July 24, 1904. Rain—rain—rain. Cold. We built a fire in my room. Then clawed the logs out & threw water, remembering there was a brood of swallows in the chimney. The tragedy was averted.
July 31. LEE, MASSACHUSETTS (BERKSHIRE HILLS). Last night the young people out on a moonlight ride. Trolley frightened Jean's horse—collision—horse killed. Rodman Gilder picked Jean up, unconscious; she was taken to the doctor, per the car. Face, nose, side, back contused; tendon of left ankle broken.
August 10. NEW YORK. Clam here sick—never well since June 5. Jean is at the summer home in the Berkshire Hills crippled.
The next entry records the third death in the Clemens family within a period of eight months—that of Mrs. Moffett, who had been Pamela Clemens. Clemens writes:
September 1. Died at Greenwich, Connecticut, my sister, Pamela
Moffett, aged about 73.
Death dates this year January 14, June 5, September 1.
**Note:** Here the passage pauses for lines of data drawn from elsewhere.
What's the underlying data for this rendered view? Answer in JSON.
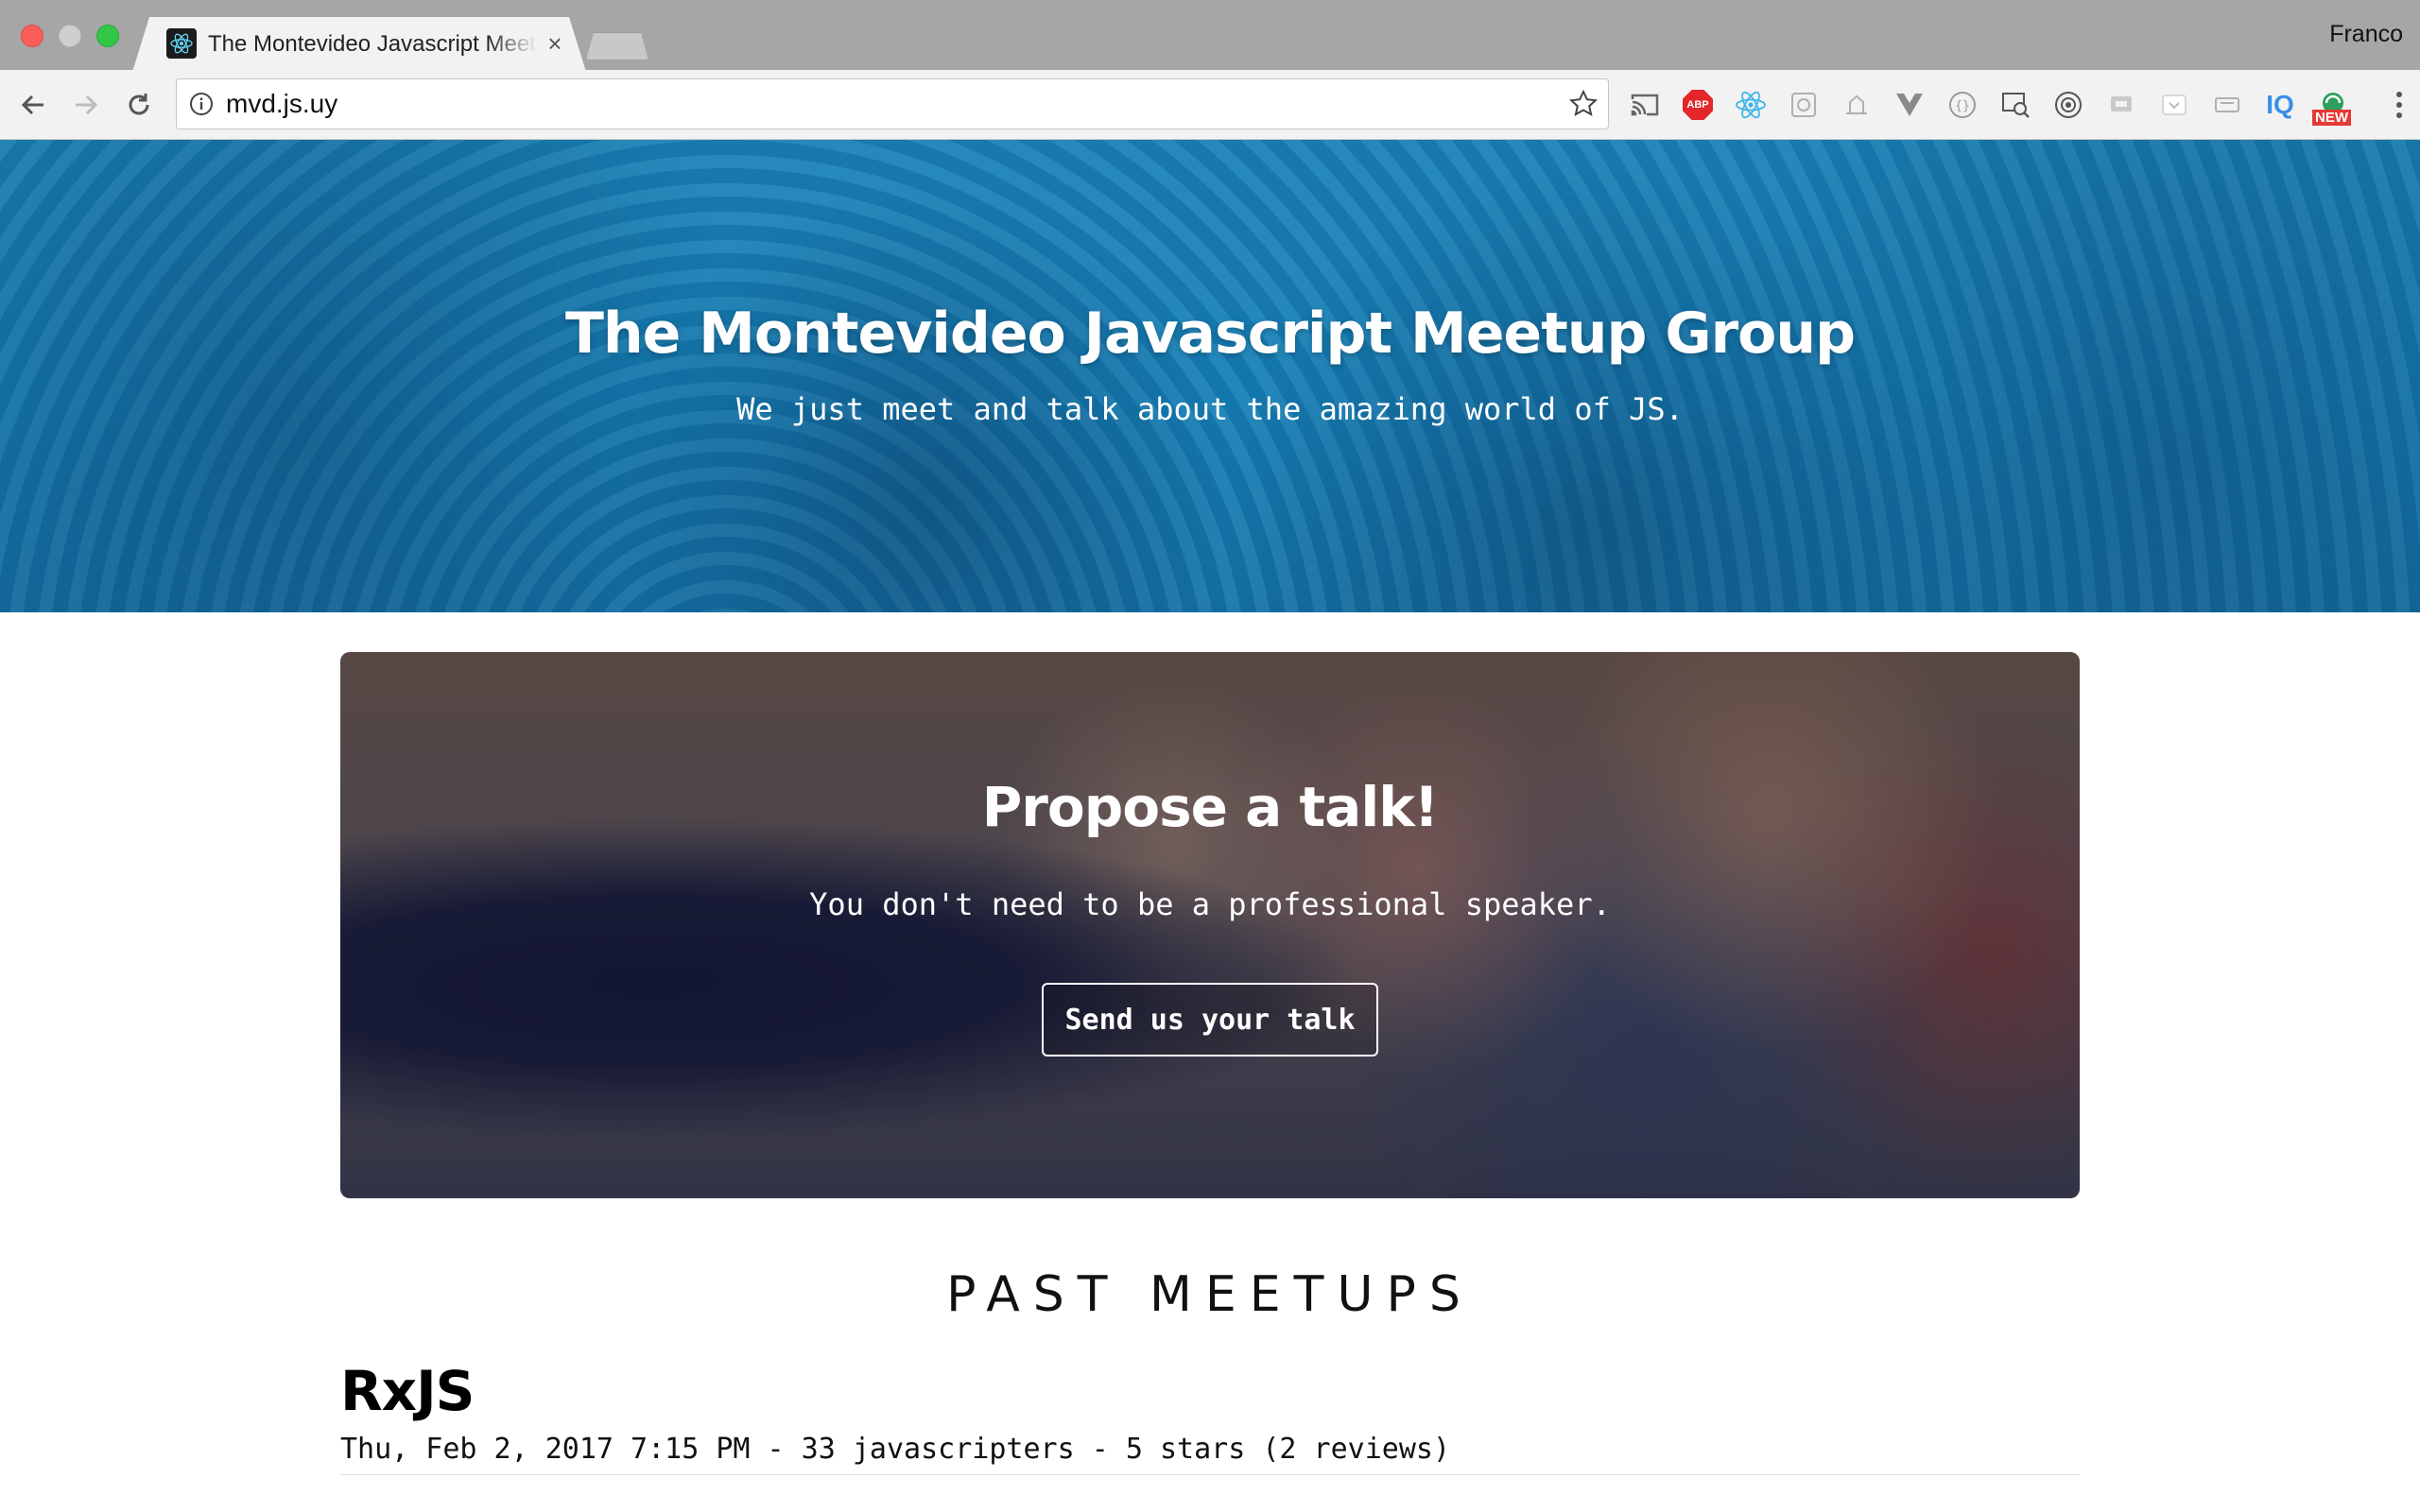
{
  "browser": {
    "tab_title": "The Montevideo Javascript Meetup Group",
    "tab_close": "×",
    "profile_name": "Franco",
    "url": "mvd.js.uy",
    "extensions": [
      "cast-icon",
      "adblock-plus-icon",
      "react-devtools-icon",
      "extension-icon",
      "extension-icon",
      "vue-devtools-icon",
      "json-icon",
      "search-page-icon",
      "chrome-circle-icon",
      "extension-icon",
      "pocket-icon",
      "extension-icon",
      "iq-icon",
      "new-extension-icon"
    ],
    "abp_label": "ABP",
    "iq_label": "IQ",
    "new_badge": "NEW"
  },
  "hero": {
    "title": "The Montevideo Javascript Meetup Group",
    "subtitle": "We just meet and talk about the amazing world of JS.",
    "color": "#1680b7"
  },
  "propose": {
    "title": "Propose a talk!",
    "text": "You don't need to be a professional speaker.",
    "button_label": "Send us your talk"
  },
  "past_meetups": {
    "heading": "PAST MEETUPS",
    "items": [
      {
        "title": "RxJS",
        "meta": "Thu, Feb 2, 2017 7:15 PM - 33 javascripters - 5 stars (2 reviews)"
      }
    ]
  }
}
That fall they took a house in New York City, on the corner of Ninth Street and Fifth Avenue, No. 21, remaining for a time at the Grosvenor while the new home was being set in order. The home furniture was brought from Hartford, unwrapped, and established in the light of strange environment. Clemens wrote:
We have not seen it for thirteen years. Katie Leary, our old housekeeper, who has been in our service more than twenty-four years, cried when she told me about it to-day. She said, “I had forgotten it was so beautiful, and it brought Mrs. Clemens right back to me—in that old time when she was so young and lovely.”